Tiada pernah ada raut kesedihan dalam jiwa sang mentari, walau sendiri menyinari alam raya ini dengan sinarnya sendiri. Walau bersinar sendiri, tak pernah merasa sedih bahkan iri apalagi dengki dengan yang lainnya dalam menjalani rona lika-liku kehidupan yang ia miliki. Malu aku, mentari tak pernah merasa butuh yang lain ketika waktu menunjukan tugasnya. Terkecuali telah habis takdirnya dalam bertugas, pagi sampai sore hari ia tuluskan dirinya untuk memberi secercah cahaya harapan bagi seluruh mahluk hidup tanpa terbebani sedikitpun. Dengannya, kami begitu ceria dan gembira hingga tiada pernah ada lara yang menyapa. Kehidupan menjadi lebih baik karena sinar yang dimilikinya.

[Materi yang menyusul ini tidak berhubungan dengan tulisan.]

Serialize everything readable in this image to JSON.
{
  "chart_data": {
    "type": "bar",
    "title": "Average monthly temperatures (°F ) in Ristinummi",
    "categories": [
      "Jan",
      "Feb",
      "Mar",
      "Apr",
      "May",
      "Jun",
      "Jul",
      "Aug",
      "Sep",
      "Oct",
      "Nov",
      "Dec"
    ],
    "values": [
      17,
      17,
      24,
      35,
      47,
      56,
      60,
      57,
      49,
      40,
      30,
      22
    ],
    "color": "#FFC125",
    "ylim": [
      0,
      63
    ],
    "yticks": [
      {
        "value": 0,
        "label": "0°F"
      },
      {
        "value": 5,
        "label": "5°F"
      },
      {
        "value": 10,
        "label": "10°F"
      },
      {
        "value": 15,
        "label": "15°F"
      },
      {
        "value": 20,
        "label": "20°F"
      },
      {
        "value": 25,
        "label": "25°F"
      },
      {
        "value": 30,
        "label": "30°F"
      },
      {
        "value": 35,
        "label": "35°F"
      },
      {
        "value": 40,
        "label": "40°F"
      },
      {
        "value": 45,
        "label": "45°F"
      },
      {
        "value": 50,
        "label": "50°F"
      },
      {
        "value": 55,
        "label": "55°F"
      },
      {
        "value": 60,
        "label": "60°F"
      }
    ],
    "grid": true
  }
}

Malu aku yang sendiri, redup tiada cahaya dalam diriku. Apalah gunanya aku hidup, jikalau hanya sebagai bumbu-bumbu pelengkap saja. Aku yang kini kecil, tiada arti dalam memberikan sesuatu bagi orang lain. Gelap aku rasakan diriku kini, tiada mampu menjadi penerang bagi yang lain. Berharap suatu ketika, aku bisa menjadi selayaknya surya cahaya, yang mampu memberi harapan bagi kebanyakan hidup orang atau setidaknya dengan sinarku nanti dapat membawaku menjadi manfaat bagi orang lain. Sempurnalah hidupku ketika mampu menjadi harapan bagi orang lain untuk kehidupannya yang lebih baik.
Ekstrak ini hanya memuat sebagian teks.